Repeated Measures ANOVA Notes

Repeated Measures ANOVA

Introduction to Repeated Measures ANOVA

  • Repeated measures ANOVA builds upon the independent samples ANOVA, similar to how repeated measures t-tests relate to independent samples t-tests.
  • The single factor repeated measures ANOVA is used when:
    • There is one variable (single factor).
    • The same subjects are used across all samples (repeated measures).
    • Three or more samples are being compared (ANOVA).

Examples

  • Comparing vocabulary size in the same group of infants at 12, 14, 16, and 18 months.
  • Measuring stress levels in the same people on Monday, Wednesday, and Friday.

Hypotheses

  • Null Hypothesis: All population means are equal ($\mu1 = \mu2 = \mu_3 = …$).
  • Alternative Hypothesis: There is at least one difference among the population means.

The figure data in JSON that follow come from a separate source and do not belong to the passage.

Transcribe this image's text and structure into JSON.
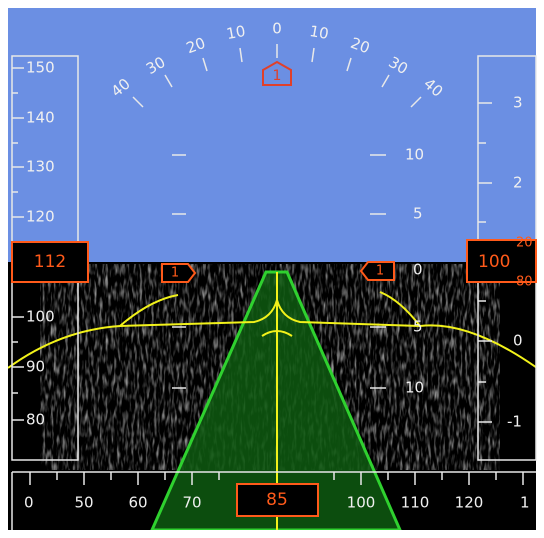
{
  "bank_scale": {
    "labels": [
      "40",
      "30",
      "20",
      "10",
      "0",
      "10",
      "20",
      "30",
      "40"
    ],
    "bug": "1"
  },
  "speed_tape": {
    "labels": [
      "150",
      "140",
      "130",
      "120",
      "100",
      "90",
      "80"
    ],
    "readout": "112"
  },
  "altitude_tape": {
    "labels": [
      "3",
      "2",
      "0",
      "-1"
    ],
    "readout": "100",
    "roll_above": "20",
    "roll_below": "80"
  },
  "pitch_ladder": {
    "labels": [
      "10",
      "5",
      "0",
      "5",
      "10"
    ]
  },
  "flight_director": {
    "left_bug": "1",
    "right_bug": "1"
  },
  "heading_tape": {
    "labels": [
      "0",
      "50",
      "60",
      "70",
      "100",
      "110",
      "120",
      "1"
    ],
    "readout": "85"
  }
}
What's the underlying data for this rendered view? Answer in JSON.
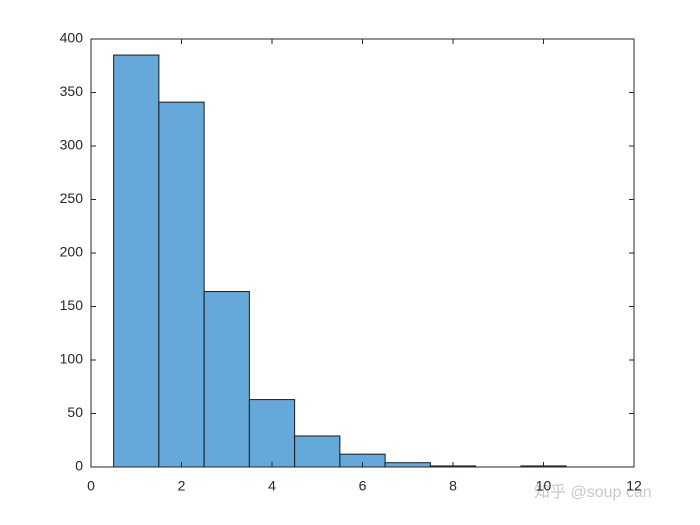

Advantages of Repeated Measures Design

  • Requires fewer participants.
  • Allows measurement of how a variable changes over time.
  • Reduces variability due to individual differences (e.g., IQ, personality).

Variability in Independent Measures ANOVA

  • Variability in the dependent variable is divided into:
    • Variability between treatment conditions:
      • Independent variable (treatment effect).
      • Random error.
      • Individual differences.
    • Variability within treatment conditions:
      • Error in measurement.
      • Individual differences.

Variability in Repeated Measures ANOVA

  • Variability in the dependent variable is divided into:
    • Variability between treatment conditions:
      • Independent variable (treatment effect).
      • Error.
      • Note: Individual differences are removed.
    • Variability within treatment conditions:
      • Error.
      • Note: Individual differences are removed.

F Ratio for Repeated Measures ANOVA

  • The F ratio is calculated as:
    • F = \frac{\text{Treatment effect + Error}}{\text{Error}}
  • Numerator: Treatment effect plus error (no individual differences).
  • Denominator: Error.

Individual Differences

  • Variability between ages is not due to individual differences because it’s the same group of people at each time point.
  • Variability within a given time point (e.g., 12 months) is due to individual differences.
  • These individual differences are measured and statistically subtracted out during the analysis.